The point is that for Mamma the die is cast, as they say, but for Joyous things can still change and be better. I know that you haven't seen much different for a long time now, what with us and this place and Mr Santorini who has been so helpful, but that does not mean it can't be so. I wrote earlier that I wanted to see you gain independence and I still want that more than anything. But, Joyous, you will have to find it for yourself because Mamma can't
do it anymore.

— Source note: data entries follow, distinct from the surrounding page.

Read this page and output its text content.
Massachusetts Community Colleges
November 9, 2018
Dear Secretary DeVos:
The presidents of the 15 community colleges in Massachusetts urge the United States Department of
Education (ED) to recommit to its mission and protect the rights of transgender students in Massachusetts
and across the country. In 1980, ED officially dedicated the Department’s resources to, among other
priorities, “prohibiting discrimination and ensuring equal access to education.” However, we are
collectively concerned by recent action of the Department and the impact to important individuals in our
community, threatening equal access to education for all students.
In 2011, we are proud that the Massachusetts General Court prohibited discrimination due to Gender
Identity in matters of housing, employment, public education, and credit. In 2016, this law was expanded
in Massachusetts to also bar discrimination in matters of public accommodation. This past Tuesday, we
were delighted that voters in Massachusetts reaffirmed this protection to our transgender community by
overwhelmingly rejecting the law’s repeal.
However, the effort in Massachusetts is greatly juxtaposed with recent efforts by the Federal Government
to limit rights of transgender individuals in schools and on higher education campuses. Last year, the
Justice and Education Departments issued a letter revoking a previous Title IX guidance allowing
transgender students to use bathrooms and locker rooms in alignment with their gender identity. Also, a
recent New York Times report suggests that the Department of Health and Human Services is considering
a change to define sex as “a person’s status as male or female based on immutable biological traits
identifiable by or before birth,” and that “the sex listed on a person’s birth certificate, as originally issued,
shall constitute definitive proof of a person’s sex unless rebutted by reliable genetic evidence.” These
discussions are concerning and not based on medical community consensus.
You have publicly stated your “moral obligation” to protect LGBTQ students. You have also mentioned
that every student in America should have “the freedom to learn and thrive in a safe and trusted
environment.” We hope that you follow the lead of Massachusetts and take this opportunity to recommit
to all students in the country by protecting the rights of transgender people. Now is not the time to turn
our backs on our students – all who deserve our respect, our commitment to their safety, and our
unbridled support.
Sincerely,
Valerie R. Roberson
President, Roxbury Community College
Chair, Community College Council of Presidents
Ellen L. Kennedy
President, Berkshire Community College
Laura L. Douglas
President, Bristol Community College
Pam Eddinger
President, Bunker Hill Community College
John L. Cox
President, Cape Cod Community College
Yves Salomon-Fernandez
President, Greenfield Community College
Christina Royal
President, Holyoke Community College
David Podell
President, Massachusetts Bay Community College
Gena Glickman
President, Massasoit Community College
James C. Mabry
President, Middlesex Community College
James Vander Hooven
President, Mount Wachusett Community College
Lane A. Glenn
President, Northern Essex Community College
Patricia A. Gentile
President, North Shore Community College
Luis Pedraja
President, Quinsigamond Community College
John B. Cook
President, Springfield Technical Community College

If you remember the family of ducks at the farm, sooner or later the little ones have to break free of their mother and make a life of their own, breathe in their own space. It's the same with all living things, including people. This is what I want you to think about, My Special, because I want to see you free and with the happiness that this can bring. Mamma can't get away now because The Weight holds me down like an anchor and there are also the Secrets, several of which I will tell later, but Joyous can, you can fly and you must for your sake and for mine too.